Выбрать главу

Коктебельцы глядели на седобородого похудевшего Василя. Старик молчал. Он смотрел и не мог оторвать старых глаз от черной машины, в которую влезал непокорный, упрямый, как он сам, внук Христя.

Когда Христя сел на пилотское место, Василь опустил седую голову и сказал чуть слышно:

— Христя влез в свой черный гроб…

Болгары отшатнулись от старика.

— Нельзя говорить худо под руку, — укоризненно сказал сосед.

Старик ничего не ответил.

К бледному Христе подошел летчик со шрамом.

— Когда полетишь, забудь, что ты в воздухе, — и все будет хорошо, — сказал он.

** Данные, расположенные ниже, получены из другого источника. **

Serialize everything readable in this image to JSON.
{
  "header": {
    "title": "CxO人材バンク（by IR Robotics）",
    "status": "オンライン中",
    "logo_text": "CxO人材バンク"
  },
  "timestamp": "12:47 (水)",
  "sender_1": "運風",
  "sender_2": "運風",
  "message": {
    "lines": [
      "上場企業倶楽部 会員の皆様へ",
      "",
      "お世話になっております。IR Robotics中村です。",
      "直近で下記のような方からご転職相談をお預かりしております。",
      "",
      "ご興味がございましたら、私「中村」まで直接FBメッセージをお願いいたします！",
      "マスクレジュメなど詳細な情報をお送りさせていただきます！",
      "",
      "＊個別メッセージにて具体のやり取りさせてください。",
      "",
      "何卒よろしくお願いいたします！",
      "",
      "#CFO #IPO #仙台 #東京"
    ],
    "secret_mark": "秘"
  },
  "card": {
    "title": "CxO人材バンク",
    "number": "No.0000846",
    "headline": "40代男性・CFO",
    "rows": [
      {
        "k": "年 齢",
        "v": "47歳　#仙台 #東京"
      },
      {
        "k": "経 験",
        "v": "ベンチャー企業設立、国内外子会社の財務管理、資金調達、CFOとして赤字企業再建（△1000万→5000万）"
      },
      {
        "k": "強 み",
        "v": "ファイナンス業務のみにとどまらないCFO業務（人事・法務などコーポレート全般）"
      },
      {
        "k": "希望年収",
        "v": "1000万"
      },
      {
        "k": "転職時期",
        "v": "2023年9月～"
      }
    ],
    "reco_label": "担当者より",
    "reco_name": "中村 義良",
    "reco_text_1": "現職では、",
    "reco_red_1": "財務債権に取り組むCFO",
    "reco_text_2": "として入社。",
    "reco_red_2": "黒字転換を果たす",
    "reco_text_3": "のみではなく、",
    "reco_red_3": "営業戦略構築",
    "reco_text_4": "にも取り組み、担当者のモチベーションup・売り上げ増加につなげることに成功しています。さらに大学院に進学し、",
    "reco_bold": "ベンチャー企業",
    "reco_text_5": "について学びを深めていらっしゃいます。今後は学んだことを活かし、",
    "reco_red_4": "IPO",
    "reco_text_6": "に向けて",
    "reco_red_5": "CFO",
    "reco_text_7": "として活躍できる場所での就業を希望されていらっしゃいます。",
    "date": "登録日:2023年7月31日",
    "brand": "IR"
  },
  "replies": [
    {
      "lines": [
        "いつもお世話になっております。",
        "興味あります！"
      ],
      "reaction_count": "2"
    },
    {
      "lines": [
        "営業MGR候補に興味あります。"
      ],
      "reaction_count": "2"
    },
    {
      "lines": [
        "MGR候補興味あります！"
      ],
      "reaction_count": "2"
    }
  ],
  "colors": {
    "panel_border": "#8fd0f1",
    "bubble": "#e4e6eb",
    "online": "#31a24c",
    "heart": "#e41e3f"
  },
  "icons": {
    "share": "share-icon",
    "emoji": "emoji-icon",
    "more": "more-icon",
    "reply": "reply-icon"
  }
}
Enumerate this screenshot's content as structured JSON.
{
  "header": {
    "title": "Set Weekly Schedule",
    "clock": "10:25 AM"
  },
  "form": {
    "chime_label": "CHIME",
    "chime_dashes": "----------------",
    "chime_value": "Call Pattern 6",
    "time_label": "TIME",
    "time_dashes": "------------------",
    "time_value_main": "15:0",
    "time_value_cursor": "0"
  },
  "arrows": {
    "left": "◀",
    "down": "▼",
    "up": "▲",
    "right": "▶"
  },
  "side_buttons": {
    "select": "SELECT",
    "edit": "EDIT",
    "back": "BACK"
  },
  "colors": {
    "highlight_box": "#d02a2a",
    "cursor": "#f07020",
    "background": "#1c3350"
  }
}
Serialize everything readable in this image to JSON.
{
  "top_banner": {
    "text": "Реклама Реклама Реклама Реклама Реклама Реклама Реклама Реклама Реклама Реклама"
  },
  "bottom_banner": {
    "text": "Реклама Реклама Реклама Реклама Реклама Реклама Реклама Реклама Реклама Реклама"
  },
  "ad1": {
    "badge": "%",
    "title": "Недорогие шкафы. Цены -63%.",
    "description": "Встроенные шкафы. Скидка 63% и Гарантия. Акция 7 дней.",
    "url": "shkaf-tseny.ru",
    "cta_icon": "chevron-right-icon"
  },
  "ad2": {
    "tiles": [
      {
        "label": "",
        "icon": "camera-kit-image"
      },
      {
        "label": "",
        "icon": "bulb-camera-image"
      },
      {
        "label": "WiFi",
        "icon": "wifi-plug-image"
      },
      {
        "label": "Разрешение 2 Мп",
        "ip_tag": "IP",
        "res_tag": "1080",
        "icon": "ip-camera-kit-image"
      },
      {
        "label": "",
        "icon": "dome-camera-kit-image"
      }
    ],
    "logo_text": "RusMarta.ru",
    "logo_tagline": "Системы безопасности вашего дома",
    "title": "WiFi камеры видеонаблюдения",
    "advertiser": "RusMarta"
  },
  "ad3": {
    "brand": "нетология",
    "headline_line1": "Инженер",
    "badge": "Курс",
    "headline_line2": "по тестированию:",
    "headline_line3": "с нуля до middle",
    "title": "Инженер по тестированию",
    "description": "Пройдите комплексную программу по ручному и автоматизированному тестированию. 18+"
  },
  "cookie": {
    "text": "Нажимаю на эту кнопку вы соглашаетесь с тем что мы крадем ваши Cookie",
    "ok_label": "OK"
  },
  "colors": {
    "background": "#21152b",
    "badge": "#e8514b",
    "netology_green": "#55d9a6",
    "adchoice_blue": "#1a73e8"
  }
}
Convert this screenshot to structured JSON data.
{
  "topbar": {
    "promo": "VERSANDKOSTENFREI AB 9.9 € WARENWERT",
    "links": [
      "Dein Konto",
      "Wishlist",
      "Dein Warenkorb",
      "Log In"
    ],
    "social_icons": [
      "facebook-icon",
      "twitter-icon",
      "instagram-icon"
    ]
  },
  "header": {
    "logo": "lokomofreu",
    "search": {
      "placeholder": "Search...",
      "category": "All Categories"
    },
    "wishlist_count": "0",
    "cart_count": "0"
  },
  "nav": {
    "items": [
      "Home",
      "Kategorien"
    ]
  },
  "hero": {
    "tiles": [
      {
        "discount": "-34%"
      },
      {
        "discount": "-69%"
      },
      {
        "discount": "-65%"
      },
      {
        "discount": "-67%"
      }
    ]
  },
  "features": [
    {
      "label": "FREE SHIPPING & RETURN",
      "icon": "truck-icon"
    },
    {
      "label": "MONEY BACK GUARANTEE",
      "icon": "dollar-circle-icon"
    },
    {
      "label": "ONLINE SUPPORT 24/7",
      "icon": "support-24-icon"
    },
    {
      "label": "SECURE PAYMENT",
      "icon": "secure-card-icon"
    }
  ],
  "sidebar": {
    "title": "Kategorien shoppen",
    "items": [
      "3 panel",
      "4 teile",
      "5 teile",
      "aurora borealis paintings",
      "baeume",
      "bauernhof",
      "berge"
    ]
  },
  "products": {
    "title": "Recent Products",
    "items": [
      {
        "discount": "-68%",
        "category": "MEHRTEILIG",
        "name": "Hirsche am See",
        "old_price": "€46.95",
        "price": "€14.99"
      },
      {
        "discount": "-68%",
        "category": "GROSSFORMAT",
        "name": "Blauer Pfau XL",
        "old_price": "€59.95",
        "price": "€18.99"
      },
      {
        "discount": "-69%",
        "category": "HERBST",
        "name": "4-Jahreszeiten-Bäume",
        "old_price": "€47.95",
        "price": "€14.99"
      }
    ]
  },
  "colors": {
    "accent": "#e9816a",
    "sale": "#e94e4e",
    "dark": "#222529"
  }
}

Глаза его с теплым участием остановились на Христе.

Взмахнул красных пламенем флажок. Побежали люди с буксирным канатом.

Ветер ударил Христе в лицо — шелковый ветер, ласковый ветер. Он словно подхватил его. В груди Христа бушевал такой же ветер — молодого восторга, тревоги и… страха, чуть-чуть страха.

Христя не помнит, как он отделился от земли. Почувствовав себя в воздухе, Христя сразу обрел легкость, словно и тревогу, и неуверенность, и страх он оставил внизу, на земле. На землю он уже не смотрел.

Крики, гром оркестров — все это не дошло до сознания Христа. Он сросся с планером, словно и планер и Христя были одно неразрывное целое. Если бы боковой предательский порыв ветра перекувырнул «Карадаг», Христя остался бы слитым с аппаратом и погиб, сломав вместе с крыльями свой скелет.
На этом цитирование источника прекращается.